A ese también le hicimos un velorio como a Pepe, porque éramos un grupo de amigos de muchos rituales. Pensábamos que ese pequeño pedazo de madera que aún estaba en la tierra volvería a crecer, pero nunca fue así.

Los más viejos nos dicen que El Limonar, en realidad, nunca tuvo limones pues fue un árbol de naranjas y que, desde que jugábamos con él ya estaba muerto, por eso era tan gris y tan seco, ya no corría clorofila por sus venas. Pero a nosotros, aunque no lo sabíamos, eso no nos hubiera importado. Era nuestro árbol, que aunque agonizante, soportaba nuestro peso.

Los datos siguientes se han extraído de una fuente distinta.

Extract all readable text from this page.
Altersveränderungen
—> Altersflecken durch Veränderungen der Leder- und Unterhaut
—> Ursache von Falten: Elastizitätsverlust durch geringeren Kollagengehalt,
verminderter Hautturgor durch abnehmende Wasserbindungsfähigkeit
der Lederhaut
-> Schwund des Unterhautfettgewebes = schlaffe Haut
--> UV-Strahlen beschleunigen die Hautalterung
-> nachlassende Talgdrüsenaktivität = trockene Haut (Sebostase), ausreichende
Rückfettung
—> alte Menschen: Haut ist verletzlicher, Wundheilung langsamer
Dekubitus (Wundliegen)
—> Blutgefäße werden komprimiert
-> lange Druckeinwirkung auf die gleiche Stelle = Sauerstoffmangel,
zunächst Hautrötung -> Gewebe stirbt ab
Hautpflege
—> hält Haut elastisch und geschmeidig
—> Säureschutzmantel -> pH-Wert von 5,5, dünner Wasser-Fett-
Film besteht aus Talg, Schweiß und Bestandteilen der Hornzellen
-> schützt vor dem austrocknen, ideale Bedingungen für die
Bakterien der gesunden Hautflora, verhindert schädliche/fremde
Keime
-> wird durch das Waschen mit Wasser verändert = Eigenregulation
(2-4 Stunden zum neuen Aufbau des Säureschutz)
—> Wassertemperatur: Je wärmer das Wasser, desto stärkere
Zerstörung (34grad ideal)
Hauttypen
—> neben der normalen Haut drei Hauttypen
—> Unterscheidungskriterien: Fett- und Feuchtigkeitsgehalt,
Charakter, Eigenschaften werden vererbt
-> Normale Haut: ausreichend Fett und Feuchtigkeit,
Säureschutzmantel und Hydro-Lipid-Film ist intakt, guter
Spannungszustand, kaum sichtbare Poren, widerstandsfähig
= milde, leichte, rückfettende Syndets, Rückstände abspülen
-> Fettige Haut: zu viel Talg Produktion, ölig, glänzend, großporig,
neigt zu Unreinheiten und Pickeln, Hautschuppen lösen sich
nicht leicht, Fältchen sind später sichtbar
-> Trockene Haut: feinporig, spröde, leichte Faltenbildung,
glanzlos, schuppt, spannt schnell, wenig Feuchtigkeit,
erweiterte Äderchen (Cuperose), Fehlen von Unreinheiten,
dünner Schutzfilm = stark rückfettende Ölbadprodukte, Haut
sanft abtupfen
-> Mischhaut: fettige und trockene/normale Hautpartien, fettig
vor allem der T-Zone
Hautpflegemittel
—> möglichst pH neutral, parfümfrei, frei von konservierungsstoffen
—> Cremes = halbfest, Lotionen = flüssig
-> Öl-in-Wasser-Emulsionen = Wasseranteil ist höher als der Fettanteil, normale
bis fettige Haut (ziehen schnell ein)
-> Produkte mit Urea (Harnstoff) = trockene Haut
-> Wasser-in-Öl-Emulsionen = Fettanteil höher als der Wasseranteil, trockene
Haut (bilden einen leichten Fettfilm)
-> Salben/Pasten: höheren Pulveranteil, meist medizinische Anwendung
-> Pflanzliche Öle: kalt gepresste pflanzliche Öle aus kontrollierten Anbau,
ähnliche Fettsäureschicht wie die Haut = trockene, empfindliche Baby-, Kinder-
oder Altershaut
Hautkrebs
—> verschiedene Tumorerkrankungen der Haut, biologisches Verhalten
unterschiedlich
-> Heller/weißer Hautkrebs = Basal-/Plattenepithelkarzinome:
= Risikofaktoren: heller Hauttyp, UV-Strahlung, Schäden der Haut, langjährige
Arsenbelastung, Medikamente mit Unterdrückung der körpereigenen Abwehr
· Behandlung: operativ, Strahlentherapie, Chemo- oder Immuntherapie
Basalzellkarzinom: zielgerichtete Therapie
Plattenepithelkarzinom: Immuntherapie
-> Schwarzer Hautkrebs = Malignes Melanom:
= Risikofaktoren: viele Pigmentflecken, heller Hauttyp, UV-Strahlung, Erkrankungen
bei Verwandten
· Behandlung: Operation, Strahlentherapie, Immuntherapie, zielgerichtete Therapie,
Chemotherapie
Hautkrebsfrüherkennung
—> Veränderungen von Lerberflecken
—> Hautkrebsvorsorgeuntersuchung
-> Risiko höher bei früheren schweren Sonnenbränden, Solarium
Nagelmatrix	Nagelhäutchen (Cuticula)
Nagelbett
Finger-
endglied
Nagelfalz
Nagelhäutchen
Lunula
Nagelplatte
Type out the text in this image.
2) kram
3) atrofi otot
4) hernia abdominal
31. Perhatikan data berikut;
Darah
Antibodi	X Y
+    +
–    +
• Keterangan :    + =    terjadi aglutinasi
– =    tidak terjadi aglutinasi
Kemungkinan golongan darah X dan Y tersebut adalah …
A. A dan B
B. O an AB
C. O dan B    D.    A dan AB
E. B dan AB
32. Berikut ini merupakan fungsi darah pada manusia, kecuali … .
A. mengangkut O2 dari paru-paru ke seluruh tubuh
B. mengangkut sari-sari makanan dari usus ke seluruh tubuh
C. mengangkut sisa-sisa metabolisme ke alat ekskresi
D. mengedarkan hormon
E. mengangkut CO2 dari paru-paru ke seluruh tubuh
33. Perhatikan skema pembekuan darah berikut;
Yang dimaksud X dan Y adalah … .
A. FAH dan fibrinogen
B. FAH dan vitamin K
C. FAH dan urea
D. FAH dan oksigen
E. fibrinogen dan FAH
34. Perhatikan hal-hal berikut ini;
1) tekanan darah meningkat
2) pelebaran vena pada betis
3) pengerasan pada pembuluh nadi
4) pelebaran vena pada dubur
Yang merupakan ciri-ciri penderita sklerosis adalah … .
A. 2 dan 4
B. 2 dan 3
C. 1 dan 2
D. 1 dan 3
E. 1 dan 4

Confieso que, de no ser porque me decidí a escribir esto, ni siquiera recordaría ese árbol. Todos los días paso por ahí caminando, pero nunca miro. Son cientos de historias que tengo sobre él, como el día en que nos fuimos todos de para abajo: unos quedaron colgando y otros duro contra el suelo.

Si me preguntan cuál es el placer de montarse a un árbol seco, no tengo idea. Porque El Limonar no nos daba alimento, ni sombra. Era una estructura de madera suspendida en el aire, que con seguridad alguna vez estuvo verde. Incluso, alguna vez fue una pequeña semilla buscando la luz para vivir.

Ahora que han pasado 20 años después de eso, quisiera preguntarle a la niña que fui, ¿cuál era la sensación que tenía al treparme sobre un árbol? ¿Ustedes la recuerdan? ¿Cuál era?